The Last Ride of the American Cowboy.
An unsentimental elegy to the American West, Sweetgrass follows the last modern‐day cowboys to lead their flocks of sheep up into Montana’s Absaroka‐Beartooth mountains for summer pasture. This astonishingly beautiful yet unsparing film reveals a world in which nature and culture, animals and humans, vulnerability and violence are all intimately meshed.

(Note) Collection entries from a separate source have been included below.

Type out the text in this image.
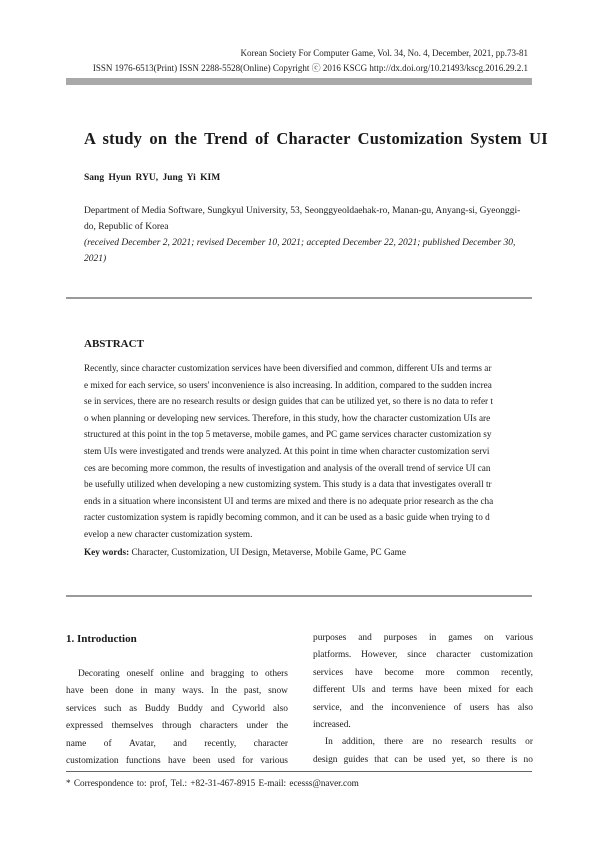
Korean Society For Computer Game, Vol. 34, No. 4, December, 2021, pp.73-81
ISSN 1976-6513(Print) ISSN 2288-5528(Online) Copyright ⓒ 2016 KSCG http://dx.doi.org/10.21493/kscg.2016.29.2.1
A study on the Trend of Character Customization System UI
Sang Hyun RYU, Jung Yi KIM
Department of Media Software, Sungkyul University, 53, Seonggyeoldaehak-ro, Manan-gu, Anyang-si, Gyeonggi-do, Republic of Korea
(received December 2, 2021; revised December 10, 2021; accepted December 22, 2021; published December 30, 2021)
ABSTRACT
Recently, since character customization services have been diversified and common, different UIs and terms ar
e mixed for each service, so users' inconvenience is also increasing. In addition, compared to the sudden increa
se in services, there are no research results or design guides that can be utilized yet, so there is no data to refer t
o when planning or developing new services. Therefore, in this study, how the character customization UIs are
structured at this point in the top 5 metaverse, mobile games, and PC game services character customization sy
stem UIs were investigated and trends were analyzed. At this point in time when character customization servi
ces are becoming more common, the results of investigation and analysis of the overall trend of service UI can
be usefully utilized when developing a new customizing system. This study is a data that investigates overall tr
ends in a situation where inconsistent UI and terms are mixed and there is no adequate prior research as the cha
racter customization system is rapidly becoming common, and it can be used as a basic guide when trying to d
evelop a new character customization system.
Key words: Character, Customization, UI Design, Metaverse, Mobile Game, PC Game
1. Introduction
Decorating oneself online and bragging to others
have been done in many ways. In the past, snow
services such as Buddy Buddy and Cyworld also
expressed themselves through characters under the
name of Avatar, and recently, character
customization functions have been used for various
purposes and purposes in games on various
platforms. However, since character customization
services have become more common recently,
different UIs and terms have been mixed for each
service, and the inconvenience of users has also
increased.
In addition, there are no research results or
design guides that can be used yet, so there is no
* Correspondence to: prof, Tel.: +82-31-467-8915 E-mail: ecesss@naver.com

Barbash and Castaing and Taylor split their time between the New England, the Lake District, and the Pyrenees. Their work combines the ambiguity and provocations of art with a documentary eye on lived experience. Working in Montana since 2001, they have deployed different styles in film, video, and photography to evoke the attractions and the ambivalence of the pastoral, and to depict the waning world of the Old West. Previous works of theirs include Made in USA (1990), a film about sweatshops and child labor in the Los Angeles garment industry, and In and Out of Africa (1992), an ethnographic video about authenticity, taste, and racial politics in the transnational African art market, which won eight international awards. Forthcoming works by Castaing‐Taylor include Hell Roaring Creek (2010) and The High Trail (2010). Their work is in the permanent collection of the Museum of Modern Art, New York, and has been exhibited and the subject of symposia at the British Museum, the Musée du quai Branly, and the Smithsonian Institution, and also exhibited at Marian Goodman Gallery, the X‐Initiative, and the Berlin Kunsthalle. Born in 1959 in New York, Barbash is curator of visual anthropology at the Peabody Museum, Harvard University. Born in Liverpool in 1966, Castaing Taylor is the Director of Harvard's Film Study Center and Sensory Ethnography Lab.